You have been made a trustee of an inter vivos trust (created during the lifetime of the founder), and the Master of the High Court has accepted your appointment. What exactly does it mean? What do you have to do? Here are some guidelines:
The golden rule is that you must act in the best interests of the beneficiaries, both present and future. According to the Trust Property Control Act 57/1988 a higher standard of care than normal is expected of you, since you manage the affairs of somebody else.
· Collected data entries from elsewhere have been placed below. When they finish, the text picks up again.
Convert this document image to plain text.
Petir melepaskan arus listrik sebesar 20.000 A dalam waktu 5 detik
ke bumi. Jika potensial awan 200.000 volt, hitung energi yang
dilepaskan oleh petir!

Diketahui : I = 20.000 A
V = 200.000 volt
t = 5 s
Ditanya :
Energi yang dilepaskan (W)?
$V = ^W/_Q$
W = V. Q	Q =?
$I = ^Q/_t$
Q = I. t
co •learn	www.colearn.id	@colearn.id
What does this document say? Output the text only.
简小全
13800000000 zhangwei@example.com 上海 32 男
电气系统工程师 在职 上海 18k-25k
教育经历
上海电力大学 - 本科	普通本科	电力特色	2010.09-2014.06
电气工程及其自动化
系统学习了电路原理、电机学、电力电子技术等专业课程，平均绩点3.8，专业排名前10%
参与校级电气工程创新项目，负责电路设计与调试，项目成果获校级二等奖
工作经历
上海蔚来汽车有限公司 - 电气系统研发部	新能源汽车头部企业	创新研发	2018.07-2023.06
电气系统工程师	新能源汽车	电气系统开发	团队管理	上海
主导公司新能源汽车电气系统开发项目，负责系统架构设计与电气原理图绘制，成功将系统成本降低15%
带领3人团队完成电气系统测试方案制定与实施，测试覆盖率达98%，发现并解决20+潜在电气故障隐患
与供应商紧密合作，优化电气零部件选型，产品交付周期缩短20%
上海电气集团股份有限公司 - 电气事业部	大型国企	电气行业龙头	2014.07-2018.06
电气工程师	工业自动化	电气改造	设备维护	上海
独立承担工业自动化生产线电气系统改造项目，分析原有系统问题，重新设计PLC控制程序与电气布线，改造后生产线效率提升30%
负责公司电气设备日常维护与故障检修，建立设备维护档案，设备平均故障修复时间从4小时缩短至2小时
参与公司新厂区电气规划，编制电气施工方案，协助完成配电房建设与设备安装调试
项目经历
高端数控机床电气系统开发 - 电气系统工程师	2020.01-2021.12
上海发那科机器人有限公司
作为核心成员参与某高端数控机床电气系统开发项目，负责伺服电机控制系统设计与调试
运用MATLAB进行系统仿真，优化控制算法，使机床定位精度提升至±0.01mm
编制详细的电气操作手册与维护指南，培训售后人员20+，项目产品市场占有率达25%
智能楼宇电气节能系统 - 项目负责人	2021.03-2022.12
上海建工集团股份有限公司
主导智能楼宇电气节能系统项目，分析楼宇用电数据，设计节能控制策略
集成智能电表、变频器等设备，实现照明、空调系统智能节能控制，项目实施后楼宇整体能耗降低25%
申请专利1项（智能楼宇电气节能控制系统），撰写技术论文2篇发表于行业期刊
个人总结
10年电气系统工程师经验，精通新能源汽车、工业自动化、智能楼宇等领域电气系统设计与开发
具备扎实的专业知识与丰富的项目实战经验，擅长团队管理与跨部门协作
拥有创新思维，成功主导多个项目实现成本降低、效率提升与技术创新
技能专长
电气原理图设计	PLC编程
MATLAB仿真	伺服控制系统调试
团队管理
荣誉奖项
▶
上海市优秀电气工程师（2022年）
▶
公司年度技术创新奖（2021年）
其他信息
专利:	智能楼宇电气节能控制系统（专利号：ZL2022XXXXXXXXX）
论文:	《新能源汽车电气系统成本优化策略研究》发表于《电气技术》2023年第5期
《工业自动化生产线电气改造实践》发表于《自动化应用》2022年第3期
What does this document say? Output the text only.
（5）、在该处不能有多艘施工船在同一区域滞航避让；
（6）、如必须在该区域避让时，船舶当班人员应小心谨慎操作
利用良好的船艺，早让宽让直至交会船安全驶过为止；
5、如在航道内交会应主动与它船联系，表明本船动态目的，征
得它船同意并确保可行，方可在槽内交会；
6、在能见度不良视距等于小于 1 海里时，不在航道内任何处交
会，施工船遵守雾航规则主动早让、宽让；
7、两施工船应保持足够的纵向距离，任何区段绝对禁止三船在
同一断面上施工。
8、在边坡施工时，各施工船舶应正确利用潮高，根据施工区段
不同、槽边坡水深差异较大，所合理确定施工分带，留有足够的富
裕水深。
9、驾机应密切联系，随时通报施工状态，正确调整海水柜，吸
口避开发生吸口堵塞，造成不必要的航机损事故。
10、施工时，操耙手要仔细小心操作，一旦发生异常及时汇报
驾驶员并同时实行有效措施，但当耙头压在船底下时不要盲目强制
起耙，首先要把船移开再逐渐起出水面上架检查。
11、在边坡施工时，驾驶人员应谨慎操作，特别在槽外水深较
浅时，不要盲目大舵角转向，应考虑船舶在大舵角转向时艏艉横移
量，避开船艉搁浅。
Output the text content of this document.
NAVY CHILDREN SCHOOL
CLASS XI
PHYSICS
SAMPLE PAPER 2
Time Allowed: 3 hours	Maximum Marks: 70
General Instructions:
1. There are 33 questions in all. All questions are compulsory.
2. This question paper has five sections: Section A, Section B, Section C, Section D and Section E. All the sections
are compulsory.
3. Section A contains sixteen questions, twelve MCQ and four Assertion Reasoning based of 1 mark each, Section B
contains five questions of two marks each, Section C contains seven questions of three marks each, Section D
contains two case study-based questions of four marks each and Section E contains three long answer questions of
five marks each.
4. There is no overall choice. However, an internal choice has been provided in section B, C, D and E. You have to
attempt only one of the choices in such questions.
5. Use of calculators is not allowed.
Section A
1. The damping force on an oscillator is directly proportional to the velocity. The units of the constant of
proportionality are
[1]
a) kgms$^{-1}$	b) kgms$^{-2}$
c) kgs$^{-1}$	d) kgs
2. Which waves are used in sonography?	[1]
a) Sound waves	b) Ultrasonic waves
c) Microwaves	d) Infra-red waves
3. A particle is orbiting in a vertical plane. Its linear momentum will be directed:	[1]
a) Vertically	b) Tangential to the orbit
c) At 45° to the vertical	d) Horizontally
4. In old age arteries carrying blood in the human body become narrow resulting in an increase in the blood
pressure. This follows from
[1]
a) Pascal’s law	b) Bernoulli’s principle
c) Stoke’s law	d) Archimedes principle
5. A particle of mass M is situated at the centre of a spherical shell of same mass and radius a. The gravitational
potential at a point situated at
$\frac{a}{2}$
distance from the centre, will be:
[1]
In doing this you will:
- Have a trustee meeting at least once a year to discuss matters and finalise financial statements (nowadays electronic meetings are also possible, but bear in mind that they must comply with the Electronic Communications and Transactions Act 25/2002);
- Know what the trust deed says about the way in which meetings are to be held, what the quorum is and what happens if a deadlock situation occurs;
- Fulfil one of your most important duties, namely to ensure that accurate records are kept of all financial matters, as well as of meetings;
- Be able to supply proof of separation between your personal assets and those of the trust;
- Never act with your personal gain in mind;
- Take proper care of the assets and guard them against any form of bribery;
- Ensure that the assets are managed fairly and transparently;
- Always be impartial;
- Not be manipulated by any co-trustee;
- Keep the documentation in a safe place for five years after the trust has been terminated.
If you make all decisions about the trust’s investments, income management and asset distribution with these guidelines in mind, your life as trustee should be uncomplicated and not influenced by any other consideration than what is best for the beneficiaries.